C’est pourquoi j’appelle une nouvelle fois, pour que l’idée infuse et se transmette, à la création d’un mouvement de type nouveau, qui soit un espace d’engagement et de rencontres, un laboratoire vivant, favorisant l’émergence d’un nouveau projet politique positif et crédible. Ce fédéralisme coopératif sera porteur. Il ne s’agit pas de se limiter et de renoncer, mais bien plutôt de s’enrichir et de s’élargir. Nous n’avons pas de temps à gaspiller dans des querelles intestines ; ce temps est trop précieux vu les enjeux de paix ou de guerre, de progrès ou de violences, de survie ou de menaces écologiques. J’ai conscience de ce que peut avoir d’insatisfaisant pour les gens légitimement impatients le caractère délibérément heuristique de cette démarche. Pour paraphraser Montaigne, nous nous faisons en faisant, et c’est ensemble que nous inventerons. Lançons-nous délibérément dans une perspective de long terme : notre regard porte plus loin que les prochaines échéances électorales.

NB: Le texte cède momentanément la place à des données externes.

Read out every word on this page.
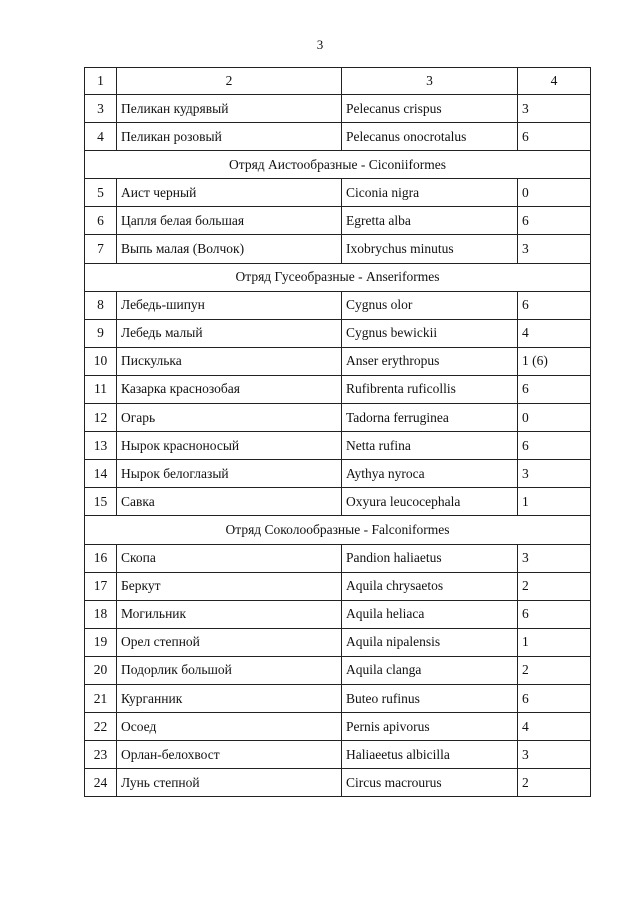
3
1	2	3	4
3	Пеликан кудрявый	Pelecanus crispus	3
4	Пеликан розовый	Pelecanus onocrotalus	6
Отряд Аистообразные - Ciconiiformes			
5	Аист черный	Ciconia nigra	0
6	Цапля белая большая	Egretta alba	6
7	Выпь малая (Волчок)	Ixobrychus minutus	3
Отряд Гусеобразные - Anseriformes			
8	Лебедь-шипун	Cygnus olor	6
9	Лебедь малый	Cygnus bewickii	4
10	Пискулька	Anser erythropus	1 (6)
11	Казарка краснозобая	Rufibrenta ruficollis	6
12	Огарь	Tadorna ferruginea	0
13	Нырок красноносый	Netta rufina	6
14	Нырок белоглазый	Aythya nyroca	3
15	Савка	Oxyura leucocephala	1
Отряд Соколообразные - Falconiformes			
16	Скопа	Pandion haliaetus	3
17	Беркут	Aquila chrysaetos	2
18	Могильник	Aquila heliaca	6
19	Орел степной	Aquila nipalensis	1
20	Подорлик большой	Aquila clanga	2
21	Курганник	Buteo rufinus	6
22	Осоед	Pernis apivorus	4
23	Орлан-белохвост	Haliaeetus albicilla	3
24	Лунь степной	Circus macrourus	2
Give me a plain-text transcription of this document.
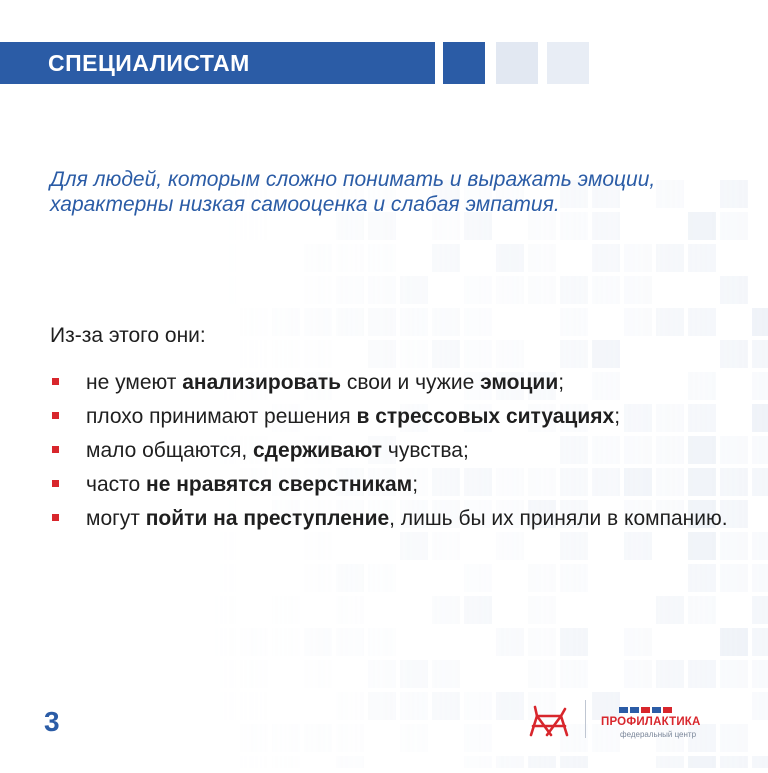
СПЕЦИАЛИСТАМ

Для людей, которым сложно понимать и выражать эмоции, характерны низкая самооценка и слабая эмпатия.

Из-за этого они:
не умеют анализировать свои и чужие эмоции;
плохо принимают решения в стрессовых ситуациях;
мало общаются, сдерживают чувства;
часто не нравятся сверстникам;
могут пойти на преступление, лишь бы их приняли в компанию.
3	ПРОФИЛАКТИКА
федеральный центр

Au fond, ce qui anime cette démarche, c’est de ne plus attendre de ceux qui nous dirigent une prise de conscience des injustices du monde ni une détermination à les faire disparaître ; c’est de partir nous-mêmes à la recherche des réponses souhaitables aux bouleversements provoqués par la financiarisation de l’économie, la confiscation des pouvoirs, la lente condamnation de la biodiversité, et l’insupportable accroissement des inégalités. Gandhi nous a laissé cette invite : « Vous devez être le changement que vous voulez voir dans ce monde. » À toutes les femmes et les hommes de volonté, je propose de s’en saisir.